H. V. Vangapandu1, H. Strang1, A. Kaul1, L. Masri1, S. Saravanan1, H. Li1, Q. Miao1, X. Wang1, S. Keswani1, S. Izaddoost1, C. Coarfa1, S. Balaji1 1Baylor College Of Medicine,Surgery,Houston, TX, USA
Introduction: How different individuals scar from identical injuries define heterogeneity in wound healing. Since, fibroblasts are the main arbiters of fibrosis, exposure to stress under oxygen constraint and high bioenergetic demands could exacerbate differences in wound repair and scarring responses. Hence, it is conceivable that fibroblast energy metabolism may underlie why we scar differently. We hypothesize that scarring is differentially regulated by intrinsic fibroblast energy metabolism cues.
Methods: Skin and paired c-section scar tissue was obtained from abdominoplasty surgeries. Samples were classified as "low" or "high" scarring potential based on VSS(<3 vs. >6). Uninjured (normal) skin and scar fibroblasts were isolated, and metabolic parameters of high scarring(HS) vs. low scarring(LS) fibroblasts were characterized by assessing mitochondrial oxidative phosphorylation (OCR), glycolysis (ECAR) and % ATP production at resting state and under hypoxic conditions (Seahorse XF assays). Mitochondrial membrane potential (ΔΨm; JC-1) and reactive oxygen species (ROS; MitoSOX Red) were also measured. Differences in signaling pathways that mediate the metabolic processes were determined using phospho-proteome profiler array. p-values by ANOVA (n=3-4 patients/group).

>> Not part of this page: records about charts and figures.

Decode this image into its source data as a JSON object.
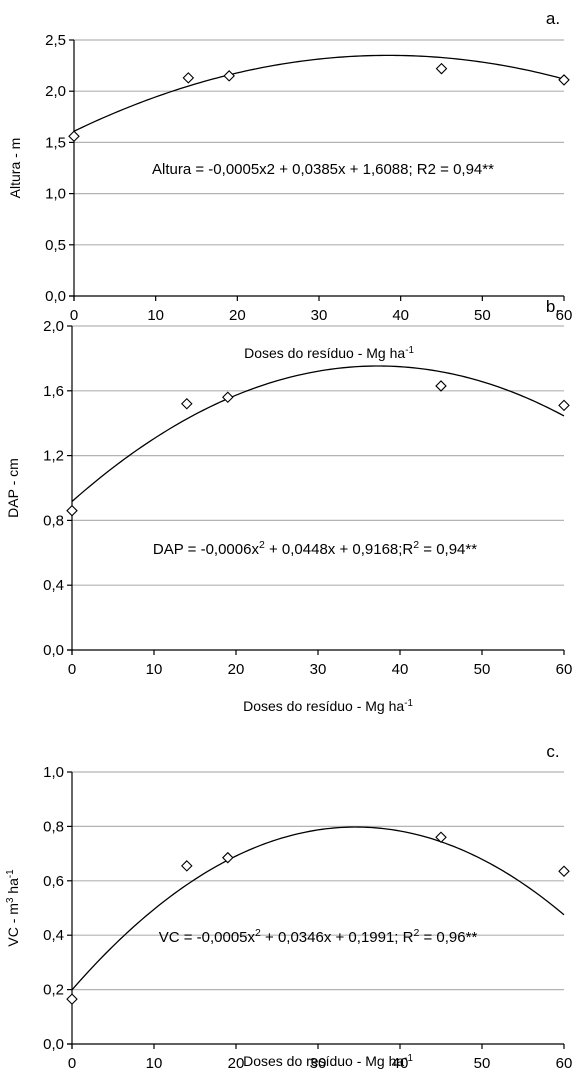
{
  "chart_data": [
    {
      "type": "scatter",
      "panel_label": "a.",
      "xlabel": "Doses do resíduo - Mg ha",
      "xlabel_sup": "-1",
      "ylabel": "Altura - m",
      "xlim": [
        0,
        60
      ],
      "ylim": [
        0,
        2.5
      ],
      "xticks": [
        0,
        10,
        20,
        30,
        40,
        50,
        60
      ],
      "yticks": [
        0,
        0.5,
        1.0,
        1.5,
        2.0,
        2.5
      ],
      "ytick_labels": [
        "0,0",
        "0,5",
        "1,0",
        "1,5",
        "2,0",
        "2,5"
      ],
      "grid": "horizontal",
      "marker": "open-diamond",
      "points": {
        "x": [
          0,
          14,
          19,
          45,
          60
        ],
        "y": [
          1.56,
          2.13,
          2.15,
          2.22,
          2.11
        ]
      },
      "trend": {
        "a": -0.0005,
        "b": 0.0385,
        "c": 1.6088
      },
      "equation_parts": [
        "Altura = -0,0005x2  + 0,0385x + 1,6088;  R2  = 0,94**"
      ]
    },
    {
      "type": "scatter",
      "panel_label": "b.",
      "xlabel": "Doses do resíduo - Mg ha",
      "xlabel_sup": "-1",
      "ylabel": "DAP - cm",
      "xlim": [
        0,
        60
      ],
      "ylim": [
        0,
        2.0
      ],
      "xticks": [
        0,
        10,
        20,
        30,
        40,
        50,
        60
      ],
      "yticks": [
        0,
        0.4,
        0.8,
        1.2,
        1.6,
        2.0
      ],
      "ytick_labels": [
        "0,0",
        "0,4",
        "0,8",
        "1,2",
        "1,6",
        "2,0"
      ],
      "grid": "horizontal",
      "marker": "open-diamond",
      "points": {
        "x": [
          0,
          14,
          19,
          45,
          60
        ],
        "y": [
          0.86,
          1.52,
          1.56,
          1.63,
          1.51
        ]
      },
      "trend": {
        "a": -0.0006,
        "b": 0.0448,
        "c": 0.9168
      },
      "equation_parts": [
        "DAP = -0,0006x",
        "2",
        " + 0,0448x + 0,9168;R",
        "2",
        " = 0,94**"
      ]
    },
    {
      "type": "scatter",
      "panel_label": "c.",
      "xlabel": "Doses do resíduo - Mg ha",
      "xlabel_sup": "-1",
      "ylabel_parts": [
        "VC - m",
        "3",
        " ha",
        "-1"
      ],
      "xlim": [
        0,
        60
      ],
      "ylim": [
        0,
        1.0
      ],
      "xticks": [
        0,
        10,
        20,
        30,
        40,
        50,
        60
      ],
      "yticks": [
        0,
        0.2,
        0.4,
        0.6,
        0.8,
        1.0
      ],
      "ytick_labels": [
        "0,0",
        "0,2",
        "0,4",
        "0,6",
        "0,8",
        "1,0"
      ],
      "grid": "horizontal",
      "marker": "open-diamond",
      "points": {
        "x": [
          0,
          14,
          19,
          45,
          60
        ],
        "y": [
          0.165,
          0.655,
          0.685,
          0.76,
          0.635
        ]
      },
      "trend": {
        "a": -0.0005,
        "b": 0.0346,
        "c": 0.1991
      },
      "equation_parts": [
        "VC = -0,0005x",
        "2",
        " + 0,0346x + 0,1991;  R",
        "2",
        " = 0,96**"
      ]
    }
  ],
  "colors": {
    "axis": "#000000",
    "grid": "#b3b3b3",
    "curve": "#000000",
    "marker_stroke": "#000000",
    "marker_fill": "#ffffff"
  }
}
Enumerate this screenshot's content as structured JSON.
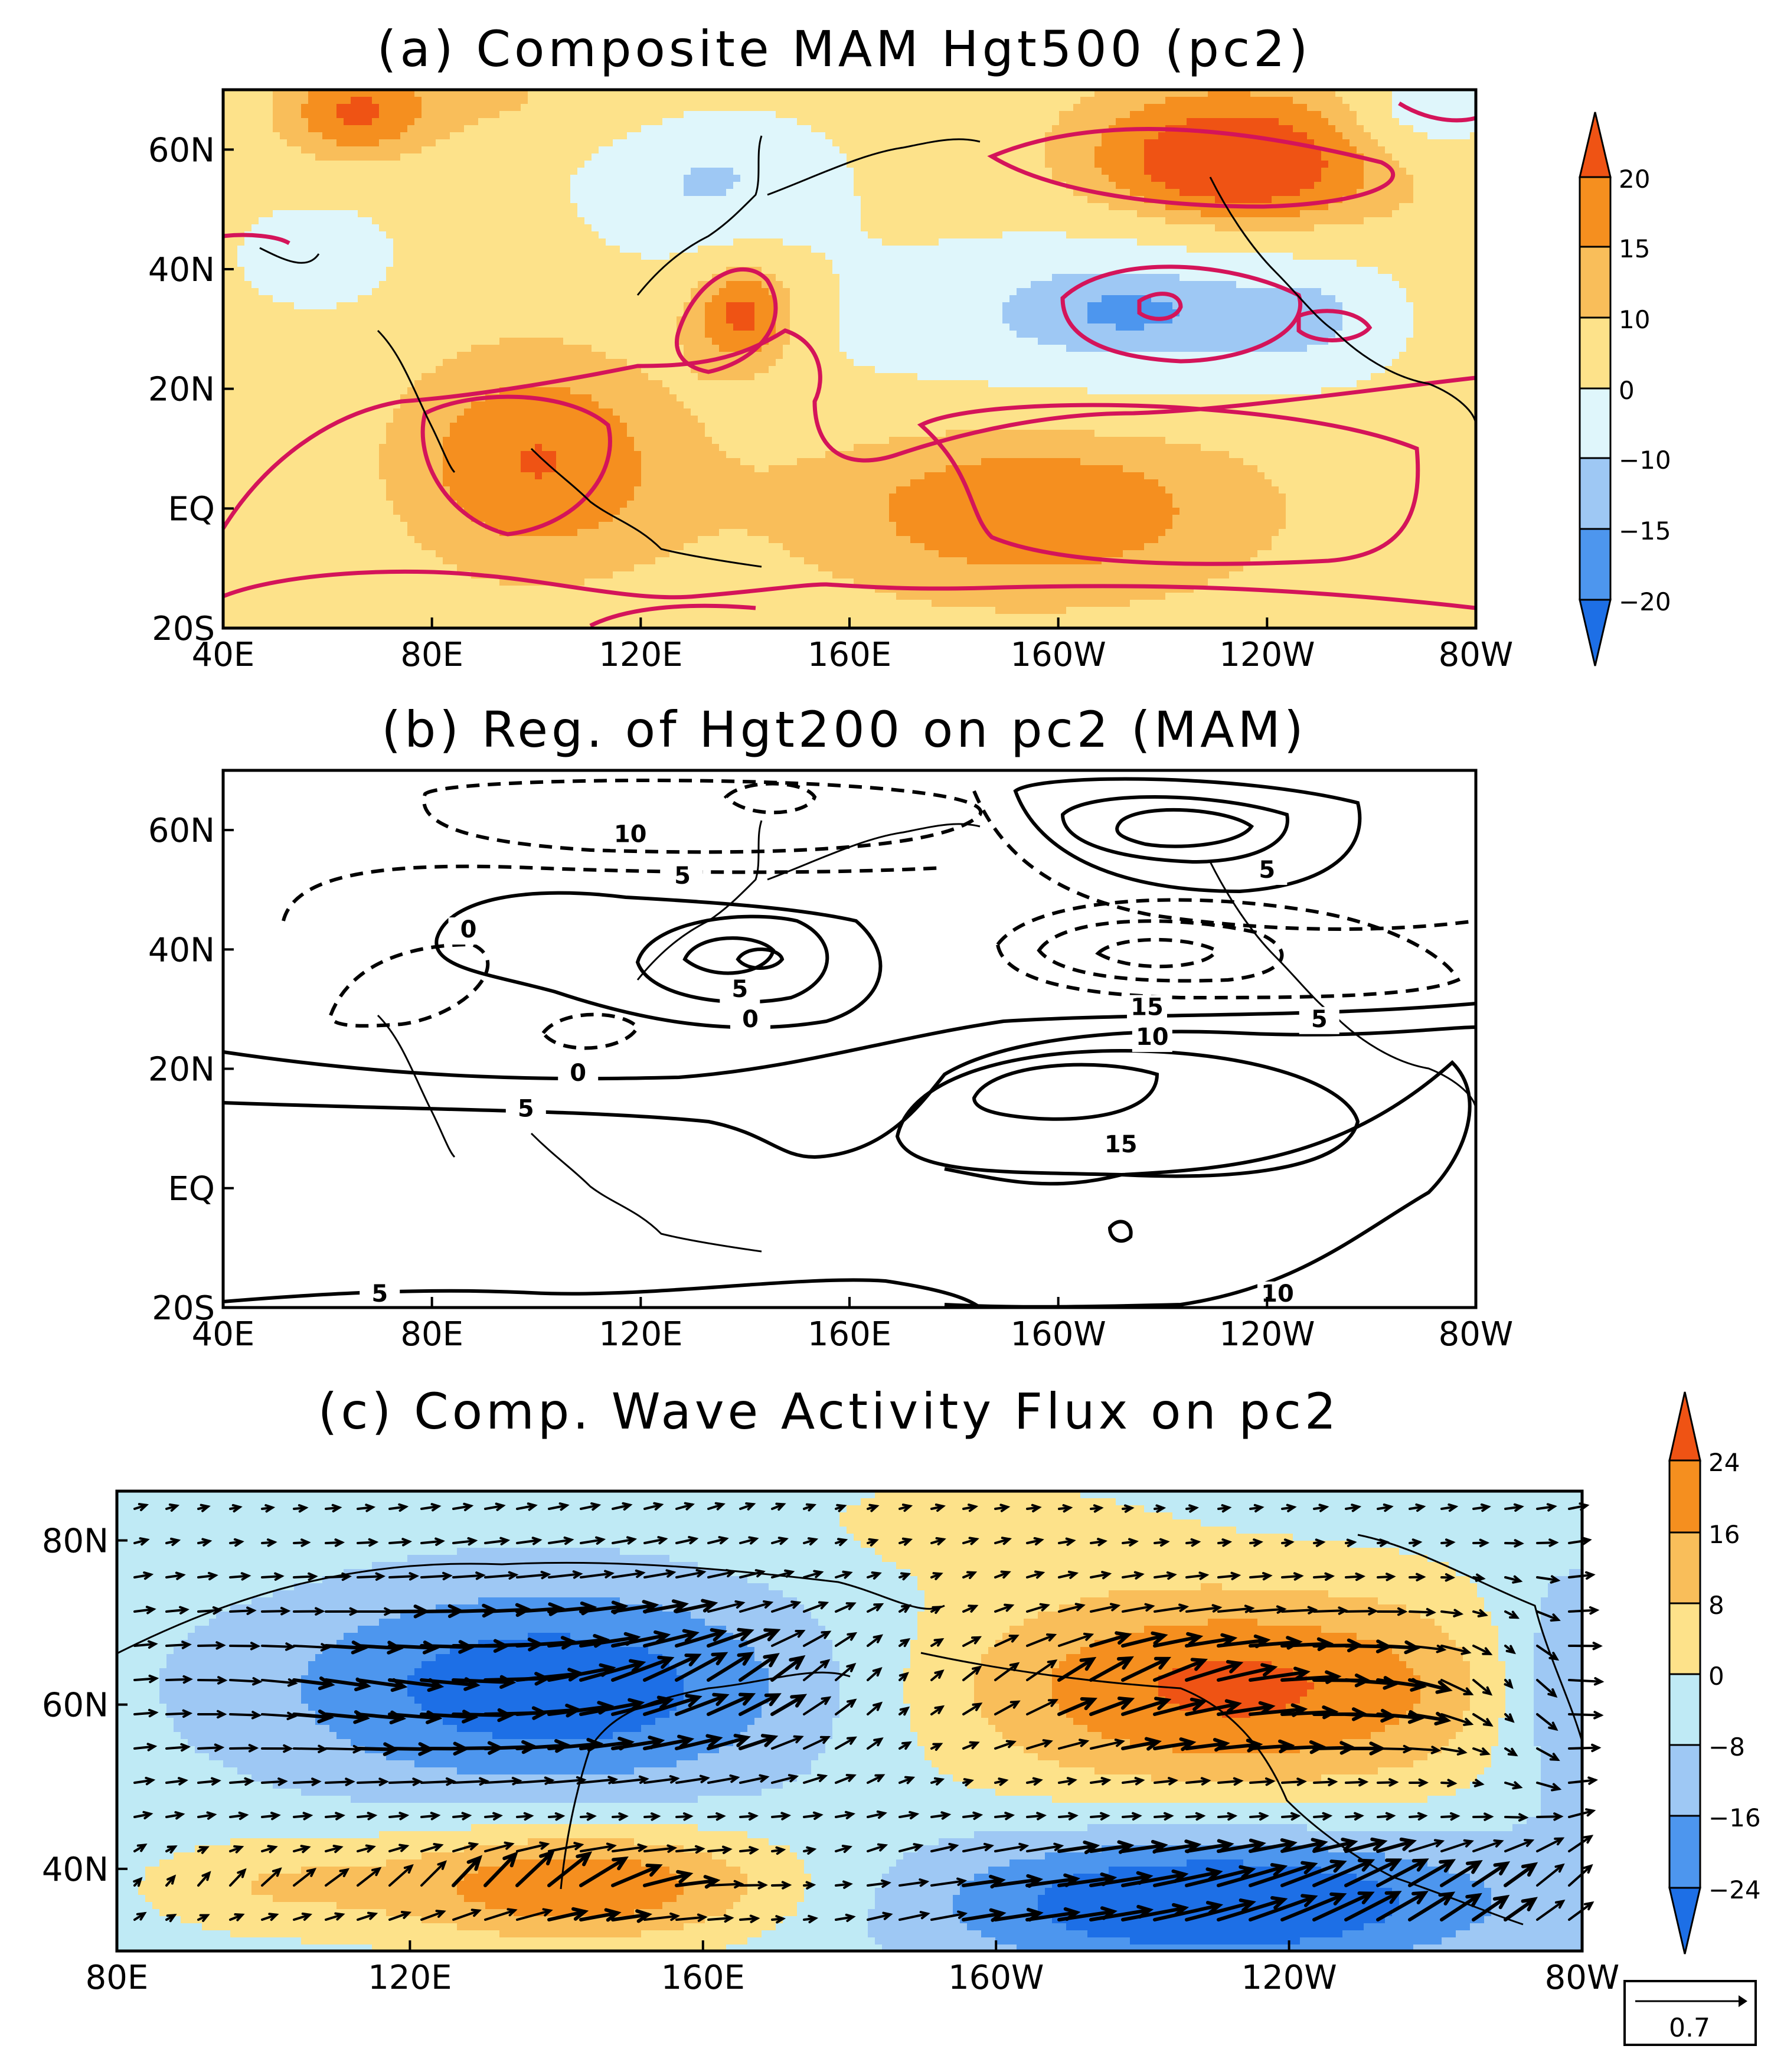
{
  "colors": {
    "neg_dark": "#1d6fe6",
    "neg_mid": "#4d96ee",
    "neg_light": "#9ec8f4",
    "neg_faint": "#dff6fb",
    "pos_faint": "#fde28a",
    "pos_light": "#f9be5a",
    "pos_mid": "#f58f1f",
    "pos_dark": "#ef5314",
    "contour_a": "#d4145a",
    "ocean_c": "#bfeaf5"
  },
  "chart_data": [
    {
      "id": "a",
      "type": "heatmap",
      "title": "(a) Composite MAM Hgt500 (pc2)",
      "x_tick_labels": [
        "40E",
        "80E",
        "120E",
        "160E",
        "160W",
        "120W",
        "80W"
      ],
      "y_tick_labels": [
        "60N",
        "40N",
        "20N",
        "EQ",
        "20S"
      ],
      "xlim_deg_east": [
        40,
        280
      ],
      "ylim_deg": [
        -20,
        70
      ],
      "colorbar_labels": [
        "20",
        "15",
        "10",
        "0",
        "−10",
        "−15",
        "−20"
      ],
      "levels": [
        -20,
        -15,
        -10,
        0,
        10,
        15,
        20
      ],
      "anomaly_centers": [
        {
          "lon": 133,
          "lat": 55,
          "value": -16,
          "sx": 18,
          "sy": 10
        },
        {
          "lon": 233,
          "lat": 57,
          "value": 22,
          "sx": 22,
          "sy": 10
        },
        {
          "lon": 217,
          "lat": 34,
          "value": -20,
          "sx": 22,
          "sy": 10
        },
        {
          "lon": 250,
          "lat": 32,
          "value": -12,
          "sx": 12,
          "sy": 8
        },
        {
          "lon": 140,
          "lat": 33,
          "value": 20,
          "sx": 8,
          "sy": 7
        },
        {
          "lon": 100,
          "lat": 8,
          "value": 15,
          "sx": 20,
          "sy": 14
        },
        {
          "lon": 195,
          "lat": 0,
          "value": 14,
          "sx": 34,
          "sy": 12
        },
        {
          "lon": 58,
          "lat": 42,
          "value": -11,
          "sx": 12,
          "sy": 7
        },
        {
          "lon": 65,
          "lat": 66,
          "value": 13,
          "sx": 10,
          "sy": 6
        },
        {
          "lon": 272,
          "lat": 67,
          "value": -15,
          "sx": 9,
          "sy": 5
        },
        {
          "lon": 175,
          "lat": 30,
          "value": -8,
          "sx": 25,
          "sy": 10
        },
        {
          "lon": 100,
          "lat": 68,
          "value": 6,
          "sx": 30,
          "sy": 6
        }
      ],
      "base_value": 5,
      "significance_contours": "magenta"
    },
    {
      "id": "b",
      "type": "contour",
      "title": "(b) Reg. of Hgt200 on pc2 (MAM)",
      "x_tick_labels": [
        "40E",
        "80E",
        "120E",
        "160E",
        "160W",
        "120W",
        "80W"
      ],
      "y_tick_labels": [
        "60N",
        "40N",
        "20N",
        "EQ",
        "20S"
      ],
      "xlim_deg_east": [
        40,
        280
      ],
      "ylim_deg": [
        -20,
        70
      ],
      "contour_labels": [
        {
          "text": "10",
          "lon": 118,
          "lat": 58
        },
        {
          "text": "5",
          "lon": 128,
          "lat": 51
        },
        {
          "text": "0",
          "lon": 87,
          "lat": 42
        },
        {
          "text": "5",
          "lon": 139,
          "lat": 32
        },
        {
          "text": "0",
          "lon": 141,
          "lat": 27
        },
        {
          "text": "0",
          "lon": 108,
          "lat": 18
        },
        {
          "text": "5",
          "lon": 98,
          "lat": 12
        },
        {
          "text": "5",
          "lon": 240,
          "lat": 52
        },
        {
          "text": "15",
          "lon": 217,
          "lat": 29
        },
        {
          "text": "10",
          "lon": 218,
          "lat": 24
        },
        {
          "text": "5",
          "lon": 250,
          "lat": 27
        },
        {
          "text": "15",
          "lon": 212,
          "lat": 6
        },
        {
          "text": "10",
          "lon": 242,
          "lat": -19
        },
        {
          "text": "5",
          "lon": 70,
          "lat": -19
        }
      ]
    },
    {
      "id": "c",
      "type": "heatmap",
      "title": "(c) Comp. Wave Activity Flux on pc2",
      "x_tick_labels": [
        "80E",
        "120E",
        "160E",
        "160W",
        "120W",
        "80W"
      ],
      "y_tick_labels": [
        "80N",
        "60N",
        "40N"
      ],
      "xlim_deg_east": [
        80,
        280
      ],
      "ylim_deg": [
        30,
        86
      ],
      "colorbar_labels": [
        "24",
        "16",
        "8",
        "0",
        "−8",
        "−16",
        "−24"
      ],
      "levels": [
        -24,
        -16,
        -8,
        0,
        8,
        16,
        24
      ],
      "reference_vector_label": "0.7",
      "anomaly_centers": [
        {
          "lon": 140,
          "lat": 62,
          "value": -26,
          "sx": 28,
          "sy": 9
        },
        {
          "lon": 232,
          "lat": 62,
          "value": 30,
          "sx": 30,
          "sy": 9
        },
        {
          "lon": 143,
          "lat": 38,
          "value": 28,
          "sx": 20,
          "sy": 5
        },
        {
          "lon": 230,
          "lat": 36,
          "value": -30,
          "sx": 28,
          "sy": 6
        },
        {
          "lon": 278,
          "lat": 62,
          "value": -18,
          "sx": 8,
          "sy": 10
        },
        {
          "lon": 100,
          "lat": 38,
          "value": 10,
          "sx": 12,
          "sy": 4
        },
        {
          "lon": 195,
          "lat": 82,
          "value": 6,
          "sx": 20,
          "sy": 5
        },
        {
          "lon": 95,
          "lat": 82,
          "value": 4,
          "sx": 12,
          "sy": 4
        }
      ],
      "base_value": -4
    }
  ]
}
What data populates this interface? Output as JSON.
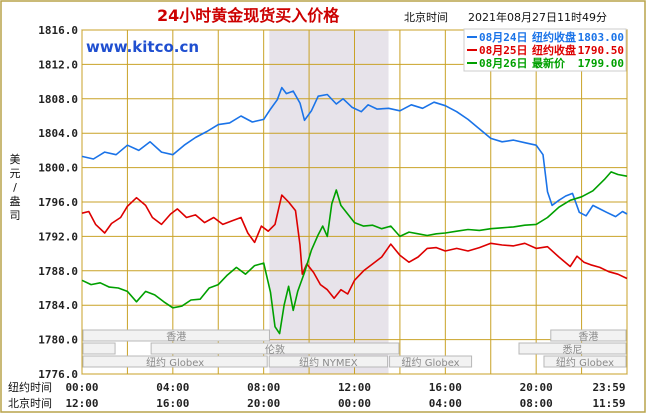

Results: Both normal skin and scar fibroblasts of HS samples had higher basal OCR and ECAR (more energetic) than those of LS counterparts (p<0.01). We observed no difference in the ATP production between HS and LS normal skin fibroblasts, with equal % generated from mitochondrial respiration and glycolysis. Conversely, scar fibroblasts generated more ATP via glycolysis. HS normal and scar fibroblasts responded better to biochemical stress by showing a greater increase in spare respiratory and glycolytic reserve capacity upon FCCP/Oligomycin treatments as compared to LS fibroblasts (p<0.01). Similarly, under hypoxic conditions (to mirror the wound milieu), there was a dip in OCR in both HS and LS as anticipated, but HS showed a correlatively significant increase in glycolysis. ΔΨm was higher in normal skin fibroblasts from both HS and LS as compared to scar fibroblasts(p<0.001) but, within the normal skin fibroblasts, HS had more depolarized mitochondria compared to LS (p<0.01). Notably, in comparison to LS, mitochondrial ROS was higher in HS normal skin fibroblasts (p<0.05). p-HSP27 Ser82 expression was significantly lower (p<0.001) in HS fibroblasts than in LS, which is consistent with high ROS levels in HS, as HSP27 negatively regulates ROS levels to govern fibrotic and functional responses of cells.
Conclusion: Our data provides new biochemical insights on how mitochondrial bioenergetics could govern fibroblast responses to injury and why we heal differently, which could lead to the design of effective personalized biomarker-guided therapies.